I want to go back to my midterm presentation and remind me what the “ambition” was.
-Produce dissonance in normative systems
-Turn to oblivious, playful, banal and organic means of performance
-Offer alternative positions on a rural queer identity through a queer, playful, abstract and disruptive narrative.
Narrative? What does that mean? Does a narrative need a medium? In my mind its a film immediately but thats too direct.
My medium at midterms was video. And I did enjoy that. I feel like I somehow created a snapshot of the whole project and now I am a bit lost with how to continue...
Whats the narrative from the performance aspects to the digital ideas to the bread matroskas and the peeling away of layers? Breaking bread like ruinology.
I wrote this into my notes:
“These structures are not ruined but they were shaped to become; ruins.”
I also had this fever dream of starting my final presentation fully mute and in my costume for the first minute or so - let’s keep a tab on that.
I am questioning this project.
Questioning what’s at the core of it again. And if finding the core is just another exercise in make-belief (as with identity).
Why am I so obsessed with finding identity, I already established there is no kernel of it probably or at least it is always performed in the way we interlocute with the world.
Am I just a pathetic victim of a mobile class? Middle-class enough to be an academic that can move about space chosing their bubble wisely and having chosen one that is most comfortable while leaving behind true grit and character-building experience out of comfort? Or lack of compassion or backbone?

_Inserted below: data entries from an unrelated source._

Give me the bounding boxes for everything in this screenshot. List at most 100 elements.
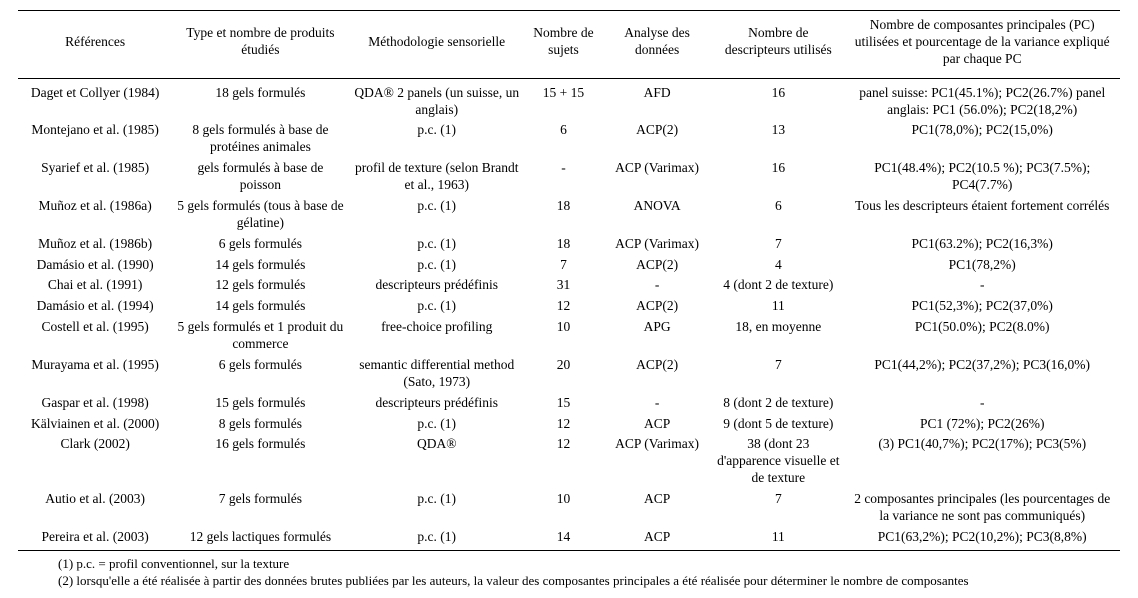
cell-meth: free-choice profiling bbox=[349, 317, 525, 355]
cell-ana: ACP(2) bbox=[602, 355, 712, 393]
cell-desc: 8 (dont 2 de texture) bbox=[712, 393, 844, 414]
table-row: Pereira et al. (2003)12 gels lactiques f… bbox=[18, 527, 1120, 550]
table-row: Kälviainen et al. (2000)8 gels formulésp… bbox=[18, 414, 1120, 435]
cell-meth: p.c. (1) bbox=[349, 296, 525, 317]
table-row: Damásio et al. (1994)14 gels formulésp.c… bbox=[18, 296, 1120, 317]
data-table: Références Type et nombre de produits ét… bbox=[18, 10, 1120, 551]
cell-meth: p.c. (1) bbox=[349, 196, 525, 234]
footnotes: (1) p.c. = profil conventionnel, sur la … bbox=[18, 551, 1120, 590]
cell-type: 5 gels formulés et 1 produit du commerce bbox=[172, 317, 348, 355]
cell-ana: - bbox=[602, 275, 712, 296]
cell-pc: - bbox=[844, 393, 1120, 414]
cell-ana: ACP bbox=[602, 489, 712, 527]
cell-ana: ACP(2) bbox=[602, 255, 712, 276]
cell-type: 6 gels formulés bbox=[172, 234, 348, 255]
footnote-2: (2) lorsqu'elle a été réalisée à partir … bbox=[58, 572, 1120, 590]
cell-type: 12 gels lactiques formulés bbox=[172, 527, 348, 550]
cell-ana: APG bbox=[602, 317, 712, 355]
cell-pc: Tous les descripteurs étaient fortement … bbox=[844, 196, 1120, 234]
cell-ana: ACP (Varimax) bbox=[602, 434, 712, 489]
table-row: Daget et Collyer (1984)18 gels formulésQ… bbox=[18, 78, 1120, 120]
cell-meth: QDA® 2 panels (un suisse, un anglais) bbox=[349, 78, 525, 120]
cell-subj: 10 bbox=[525, 317, 602, 355]
col-references: Références bbox=[18, 11, 172, 79]
cell-desc: 11 bbox=[712, 296, 844, 317]
cell-ref: Pereira et al. (2003) bbox=[18, 527, 172, 550]
cell-desc: 7 bbox=[712, 489, 844, 527]
cell-pc: PC1(44,2%); PC2(37,2%); PC3(16,0%) bbox=[844, 355, 1120, 393]
cell-ana: ANOVA bbox=[602, 196, 712, 234]
cell-pc: PC1(50.0%); PC2(8.0%) bbox=[844, 317, 1120, 355]
cell-type: 15 gels formulés bbox=[172, 393, 348, 414]
cell-desc: 4 (dont 2 de texture) bbox=[712, 275, 844, 296]
cell-pc: PC1(48.4%); PC2(10.5 %); PC3(7.5%); PC4(… bbox=[844, 158, 1120, 196]
cell-desc: 38 (dont 23 d'apparence visuelle et de t… bbox=[712, 434, 844, 489]
cell-ref: Kälviainen et al. (2000) bbox=[18, 414, 172, 435]
cell-ref: Muñoz et al. (1986b) bbox=[18, 234, 172, 255]
cell-ana: AFD bbox=[602, 78, 712, 120]
cell-ana: ACP(2) bbox=[602, 120, 712, 158]
cell-desc: 7 bbox=[712, 234, 844, 255]
cell-desc: 4 bbox=[712, 255, 844, 276]
table-header: Références Type et nombre de produits ét… bbox=[18, 11, 1120, 79]
cell-desc: 9 (dont 5 de texture) bbox=[712, 414, 844, 435]
cell-subj: 6 bbox=[525, 120, 602, 158]
cell-type: 6 gels formulés bbox=[172, 355, 348, 393]
cell-ana: ACP (Varimax) bbox=[602, 234, 712, 255]
table-row: Murayama et al. (1995)6 gels formuléssem… bbox=[18, 355, 1120, 393]
cell-subj: 14 bbox=[525, 527, 602, 550]
cell-type: gels formulés à base de poisson bbox=[172, 158, 348, 196]
cell-ref: Autio et al. (2003) bbox=[18, 489, 172, 527]
cell-subj: 18 bbox=[525, 234, 602, 255]
col-subjects: Nombre de sujets bbox=[525, 11, 602, 79]
page-container: Références Type et nombre de produits ét… bbox=[0, 0, 1138, 598]
cell-desc: 13 bbox=[712, 120, 844, 158]
cell-ref: Montejano et al. (1985) bbox=[18, 120, 172, 158]
table-row: Muñoz et al. (1986b)6 gels formulésp.c. … bbox=[18, 234, 1120, 255]
cell-pc: 2 composantes principales (les pourcenta… bbox=[844, 489, 1120, 527]
cell-subj: 12 bbox=[525, 434, 602, 489]
table-row: Costell et al. (1995)5 gels formulés et … bbox=[18, 317, 1120, 355]
cell-type: 8 gels formulés bbox=[172, 414, 348, 435]
cell-meth: descripteurs prédéfinis bbox=[349, 393, 525, 414]
table-row: Montejano et al. (1985)8 gels formulés à… bbox=[18, 120, 1120, 158]
cell-pc: PC1(63,2%); PC2(10,2%); PC3(8,8%) bbox=[844, 527, 1120, 550]
cell-meth: p.c. (1) bbox=[349, 234, 525, 255]
table-row: Muñoz et al. (1986a)5 gels formulés (tou… bbox=[18, 196, 1120, 234]
cell-type: 16 gels formulés bbox=[172, 434, 348, 489]
cell-type: 18 gels formulés bbox=[172, 78, 348, 120]
table-body: Daget et Collyer (1984)18 gels formulésQ… bbox=[18, 78, 1120, 550]
cell-ana: - bbox=[602, 393, 712, 414]
cell-pc: PC1(52,3%); PC2(37,0%) bbox=[844, 296, 1120, 317]
table-row: Damásio et al. (1990)14 gels formulésp.c… bbox=[18, 255, 1120, 276]
cell-type: 5 gels formulés (tous à base de gélatine… bbox=[172, 196, 348, 234]
cell-desc: 16 bbox=[712, 78, 844, 120]
cell-type: 8 gels formulés à base de protéines anim… bbox=[172, 120, 348, 158]
cell-pc: PC1(78,2%) bbox=[844, 255, 1120, 276]
cell-pc: panel suisse: PC1(45.1%); PC2(26.7%) pan… bbox=[844, 78, 1120, 120]
cell-desc: 6 bbox=[712, 196, 844, 234]
cell-subj: 10 bbox=[525, 489, 602, 527]
cell-ref: Chai et al. (1991) bbox=[18, 275, 172, 296]
cell-desc: 7 bbox=[712, 355, 844, 393]
cell-ref: Costell et al. (1995) bbox=[18, 317, 172, 355]
cell-ana: ACP bbox=[602, 414, 712, 435]
table-row: Syarief et al. (1985)gels formulés à bas… bbox=[18, 158, 1120, 196]
cell-desc: 16 bbox=[712, 158, 844, 196]
cell-desc: 18, en moyenne bbox=[712, 317, 844, 355]
cell-type: 14 gels formulés bbox=[172, 296, 348, 317]
cell-meth: p.c. (1) bbox=[349, 414, 525, 435]
cell-subj: 15 + 15 bbox=[525, 78, 602, 120]
cell-subj: - bbox=[525, 158, 602, 196]
table-row: Gaspar et al. (1998)15 gels formulésdesc… bbox=[18, 393, 1120, 414]
cell-ref: Syarief et al. (1985) bbox=[18, 158, 172, 196]
cell-meth: QDA® bbox=[349, 434, 525, 489]
cell-type: 14 gels formulés bbox=[172, 255, 348, 276]
footnote-1: (1) p.c. = profil conventionnel, sur la … bbox=[58, 555, 1120, 573]
cell-pc: PC1 (72%); PC2(26%) bbox=[844, 414, 1120, 435]
cell-type: 12 gels formulés bbox=[172, 275, 348, 296]
cell-pc: PC1(78,0%); PC2(15,0%) bbox=[844, 120, 1120, 158]
cell-subj: 20 bbox=[525, 355, 602, 393]
cell-ref: Daget et Collyer (1984) bbox=[18, 78, 172, 120]
cell-pc: (3) PC1(40,7%); PC2(17%); PC3(5%) bbox=[844, 434, 1120, 489]
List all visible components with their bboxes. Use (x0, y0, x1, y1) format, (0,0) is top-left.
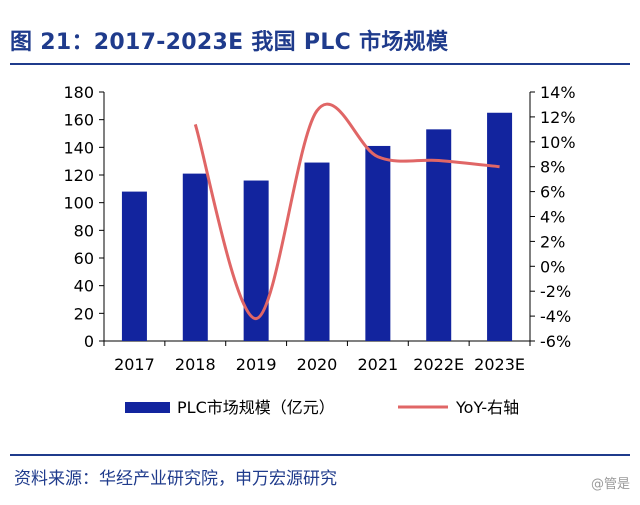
y-tick-label-right: -2% (540, 282, 571, 301)
watermark: @管是 (590, 477, 630, 492)
x-tick-label: 2018 (175, 355, 216, 374)
legend: PLC市场规模（亿元） YoY-右轴 (125, 398, 519, 417)
x-tick-label: 2020 (297, 355, 338, 374)
y-tick-label-right: -6% (540, 332, 571, 351)
x-tick-label: 2019 (236, 355, 277, 374)
y-tick-label-right: 14% (540, 83, 576, 102)
x-tick-label: 2023E (474, 355, 525, 374)
y-tick-label-left: 60 (74, 249, 94, 268)
y-tick-label-right: 10% (540, 133, 576, 152)
y-tick-label-left: 0 (84, 332, 94, 351)
title-divider (10, 63, 630, 65)
y-tick-label-right: 2% (540, 232, 565, 251)
x-tick-label: 2017 (114, 355, 155, 374)
bar (243, 180, 269, 341)
footer-divider (10, 454, 630, 456)
y-tick-label-left: 160 (63, 111, 94, 130)
y-tick-label-right: 8% (540, 158, 565, 177)
y-tick-label-left: 100 (63, 194, 94, 213)
bar (365, 145, 391, 341)
y-tick-label-right: 4% (540, 208, 565, 227)
bar (121, 191, 147, 341)
y-tick-label-left: 180 (63, 83, 94, 102)
yoy-line (193, 102, 500, 321)
y-tick-label-left: 40 (74, 277, 94, 296)
y-tick-label-left: 140 (63, 138, 94, 157)
chart: 0 20 40 60 80 100 120 140 160 180 -6% -4% -2% 0% 2% 4% 6… (63, 83, 576, 417)
y-tick-label-left: 120 (63, 166, 94, 185)
bar (182, 173, 208, 341)
legend-bar-label: PLC市场规模（亿元） (177, 398, 335, 417)
y-tick-label-left: 80 (74, 221, 94, 240)
y-tick-label-right: -4% (540, 307, 571, 326)
y-tick-label-right: 6% (540, 183, 565, 202)
y-tick-label-right: 0% (540, 257, 565, 276)
y-tick-label-right: 12% (540, 108, 576, 127)
y-tick-label-left: 20 (74, 304, 94, 323)
x-tick-label: 2022E (413, 355, 464, 374)
bar (304, 162, 330, 341)
chart-title: 图 21：2017-2023E 我国 PLC 市场规模 (10, 30, 449, 55)
x-tick-label: 2021 (357, 355, 398, 374)
source-note: 资料来源：华经产业研究院，申万宏源研究 (14, 469, 337, 489)
legend-bar-swatch (125, 402, 170, 413)
legend-line-label: YoY-右轴 (455, 398, 519, 417)
bar (487, 112, 513, 341)
bar (426, 129, 452, 341)
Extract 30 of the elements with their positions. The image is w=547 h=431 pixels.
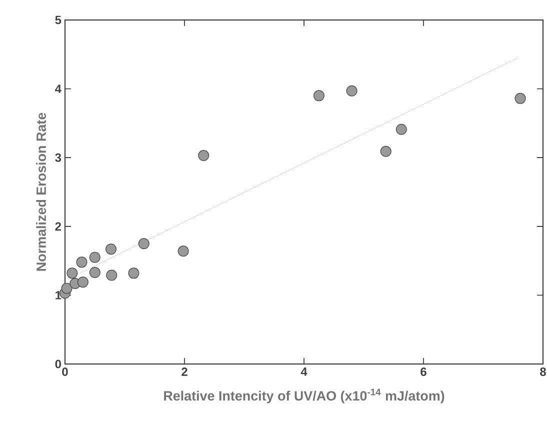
point bbox=[89, 252, 100, 263]
point bbox=[106, 270, 118, 281]
point bbox=[178, 246, 189, 257]
point bbox=[66, 268, 78, 279]
x-tick-label: 6 bbox=[420, 368, 426, 376]
point bbox=[128, 268, 140, 279]
x-axis-title: Relative Intencity of UV/AO (x10$^{-14}$ mJ/atom) bbox=[164, 388, 444, 404]
x-tick-label: 8 bbox=[540, 368, 546, 376]
point bbox=[198, 150, 210, 162]
point bbox=[313, 90, 324, 102]
y-tick-label: 2 bbox=[55, 222, 62, 231]
x-tick-label: 2 bbox=[182, 368, 188, 376]
point bbox=[138, 238, 150, 250]
x-tick-label: 4 bbox=[300, 368, 308, 376]
point bbox=[380, 146, 392, 157]
point bbox=[346, 85, 358, 96]
y-tick-label: 5 bbox=[55, 16, 62, 24]
point bbox=[77, 276, 88, 288]
y-tick-label: 0 bbox=[55, 360, 61, 368]
point bbox=[396, 124, 407, 135]
y-tick-label: 3 bbox=[55, 153, 62, 162]
y-tick-label: 1 bbox=[56, 291, 62, 300]
point bbox=[61, 282, 72, 294]
y-tick-label: 4 bbox=[55, 84, 62, 93]
point bbox=[106, 244, 117, 255]
y-axis-title: Normalized Erosion Rate bbox=[36, 112, 46, 271]
point bbox=[89, 266, 100, 278]
x-tick-label: 0 bbox=[62, 368, 68, 376]
point bbox=[514, 92, 526, 104]
point bbox=[76, 256, 88, 268]
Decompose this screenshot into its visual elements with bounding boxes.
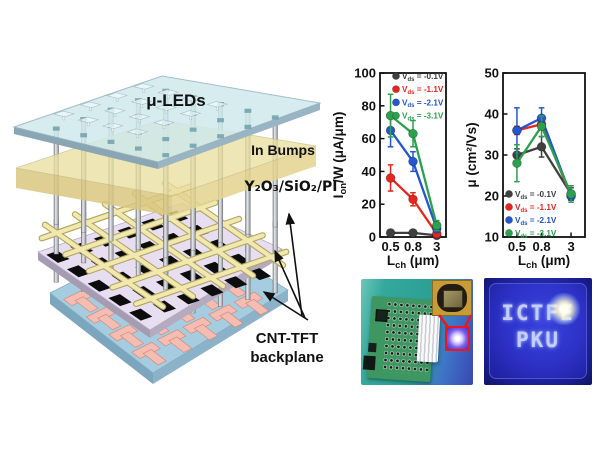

Would not a well-intentioned project work at that area of dissonance without shying away from it through shy abstraction and bookish artspeak?
Is it a project about me, me, me only?
I feel like I am hunting these inklings around, making them jump and dance in little rituals, posing them to be aesthetically pleasing and validate my artistic practice through outside approval?
Have I still not found what this is actually tackling? Or do I still believe that any bigger systemic issue is not worth tackling in a designey way because we can’t change anything anyhow?
Where does aim to create a productive dissonance come from and would I really gain from it?
And am i really creating a dissonance if I am just performing it in safe circley, dissecting it and using it for aesthetic and academic purposes; while in the spaces it would practically emerge I am too shy to engage in it really?
Am I just gutless, too craven?
Questions I so eagerly tried to avoid framing avoidance as intuitive practice? Laziness guised as a defiant form of creation?
I kind of keep coming back to the question of narrative? What story I want to tell and then my mind tells me immediately that I don’t have any because I had it too good or took reality in too naively to remember.
And then if convincing me otherwise it circles back to being a project about how I gave myself the egocentric permission to craft a narrative out of my own existence, without anyone else in mind.
All this theory talks about things that did speak to me strongly in a way but bridging that gap is hard and I do believe it cannot be bridged linearly; meaning: theory -> work of art
I hold this personal belief that a work of art should be theorised on and not the other way around but that other way around was what I’ve been taught and might be the smarter way?
Can I really think this reading will influence my work in a magical way without me doing much or is that laziness again?
I sat on a swing just now, a little past midnight chainsmoking two cigarettes after not being able to not smoke, so I went out and got cigarettes from the vending machine.
The playground was just around the corner but I never went before and now it feels melodramatic and nostalgic already knowing I will move out of this place in a month or so.
It’s like there is this underlying fear that I will finish a project and it will have been made for me, by me. Which tragically I don’t think is that worth it at all.
Who will feel anything from this if I can barely make myself feel any certain way about it?
I think; people will feel drawn towards my experience, feel represented in it somewhere but then again is trusting that enough?
What the hell why is this bread man running there again? Again again the same old stuff just not tied to any phony big systemic issue anymore just me me me?
Should I film cars of queer people on the countryside?